North Korea has also conducted two nuclear tests since 2006, deepening international concern over its capabilities, although it is not believed to have mastered how to mount a nuclear warhead on a missile.
The U.S., Japan and South Korea last week vowed to seek further U.N. Security Council action if the North conducted a launch. It remained to be seen whether Russia and China, the North's main ally, would agree to further sanctions.
Victor Cha, a Korea expert at Georgetown University and a former White House policy director for Asia, said a successful launch was a major national security concern for the United States.
He said there would still be technical hurdles for the North to overcome, particularly in terms of getting a rocket to re-enter the atmosphere, but it would mean that North Korea is able to launch a long-range ballistic missile — the first rival state to the U.S. do so since the Soviet Union and China.
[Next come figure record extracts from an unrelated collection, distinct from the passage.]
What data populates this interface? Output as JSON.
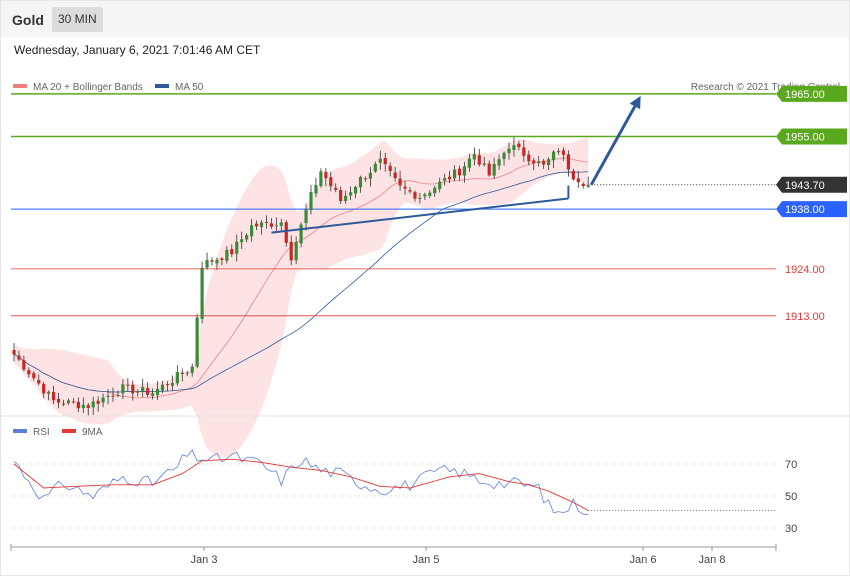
{
  "header": {
    "asset": "Gold",
    "timeframe": "30 MIN",
    "datetime": "Wednesday, January 6, 2021 7:01:46 AM CET"
  },
  "legend": {
    "ma20": "MA 20 + Bollinger Bands",
    "ma50": "MA 50",
    "credit": "Research © 2021 Trading Central",
    "rsi": "RSI",
    "rsi_ma": "9MA"
  },
  "colors": {
    "ma20": "#f08080",
    "ma50": "#2e5a9c",
    "band_fill": "#fde0e0",
    "candle_up": "#3a8a3a",
    "candle_down": "#c62828",
    "resistance": "#5aa81e",
    "current": "#333333",
    "pivot": "#2962ff",
    "support": "#e53935",
    "rsi": "#5b7fdb",
    "rsi_ma": "#e53935",
    "arrow": "#2e5a9c"
  },
  "chart_data": [
    {
      "type": "candlestick",
      "x_tick_labels": [
        "Jan 3",
        "Jan 5",
        "Jan 6",
        "Jan 8"
      ],
      "ylim": [
        1890,
        1972
      ],
      "levels": [
        {
          "value": 1965.0,
          "label": "1965.00",
          "kind": "resistance"
        },
        {
          "value": 1955.0,
          "label": "1955.00",
          "kind": "resistance"
        },
        {
          "value": 1943.7,
          "label": "1943.70",
          "kind": "current"
        },
        {
          "value": 1938.0,
          "label": "1938.00",
          "kind": "pivot"
        },
        {
          "value": 1924.0,
          "label": "1924.00",
          "kind": "support"
        },
        {
          "value": 1913.0,
          "label": "1913.00",
          "kind": "support"
        }
      ],
      "price_path": [
        [
          0,
          1904
        ],
        [
          8,
          1893
        ],
        [
          15,
          1892
        ],
        [
          22,
          1896
        ],
        [
          28,
          1895
        ],
        [
          36,
          1901
        ],
        [
          38,
          1925
        ],
        [
          44,
          1928
        ],
        [
          48,
          1934
        ],
        [
          54,
          1935
        ],
        [
          56,
          1927
        ],
        [
          60,
          1941
        ],
        [
          62,
          1947
        ],
        [
          66,
          1940
        ],
        [
          70,
          1945
        ],
        [
          74,
          1949
        ],
        [
          78,
          1943
        ],
        [
          82,
          1941
        ],
        [
          86,
          1944
        ],
        [
          90,
          1947
        ],
        [
          93,
          1951
        ],
        [
          96,
          1946
        ],
        [
          100,
          1953
        ],
        [
          103,
          1951
        ],
        [
          107,
          1948
        ],
        [
          110,
          1952
        ],
        [
          113,
          1946
        ],
        [
          116,
          1943.7
        ]
      ],
      "trendline": [
        [
          52,
          1932.5
        ],
        [
          112,
          1940.5
        ]
      ],
      "target_arrow": [
        [
          116,
          1943.7
        ],
        [
          126,
          1965
        ]
      ]
    },
    {
      "type": "line",
      "name": "RSI",
      "y_tick_labels": [
        "70",
        "50",
        "30"
      ],
      "ylim": [
        20,
        85
      ],
      "rsi_path": [
        [
          0,
          72
        ],
        [
          6,
          48
        ],
        [
          10,
          58
        ],
        [
          16,
          50
        ],
        [
          22,
          62
        ],
        [
          28,
          58
        ],
        [
          33,
          68
        ],
        [
          35,
          76
        ],
        [
          40,
          72
        ],
        [
          44,
          75
        ],
        [
          50,
          70
        ],
        [
          54,
          60
        ],
        [
          58,
          73
        ],
        [
          62,
          66
        ],
        [
          66,
          64
        ],
        [
          70,
          58
        ],
        [
          74,
          54
        ],
        [
          80,
          57
        ],
        [
          86,
          66
        ],
        [
          90,
          65
        ],
        [
          94,
          60
        ],
        [
          98,
          58
        ],
        [
          102,
          58
        ],
        [
          106,
          55
        ],
        [
          108,
          44
        ],
        [
          110,
          39
        ],
        [
          113,
          45
        ],
        [
          116,
          41
        ]
      ],
      "rsi_ma_path": [
        [
          0,
          70
        ],
        [
          6,
          55
        ],
        [
          12,
          56
        ],
        [
          20,
          57
        ],
        [
          28,
          57
        ],
        [
          34,
          64
        ],
        [
          38,
          72
        ],
        [
          44,
          73
        ],
        [
          50,
          71
        ],
        [
          56,
          68
        ],
        [
          62,
          66
        ],
        [
          68,
          62
        ],
        [
          74,
          56
        ],
        [
          80,
          55
        ],
        [
          88,
          62
        ],
        [
          94,
          64
        ],
        [
          100,
          59
        ],
        [
          104,
          57
        ],
        [
          108,
          53
        ],
        [
          113,
          46
        ],
        [
          116,
          41
        ]
      ]
    }
  ]
}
Rep. Ed Royce, incoming Republican chairman of the House Foreign Affairs Committee, said the launch showed that new North Korean leader Kim Jong Un had no intention of giving up his nuclear weapons program. Royce also criticized U.S. policy toward Pyongyang, calling it a "long-term failure."
"The Obama administration's approach continues to be unimaginative and moribund. We can either take a different approach, or watch as the North Korean threat to the region and the U.S. grows," Royce said in a statement.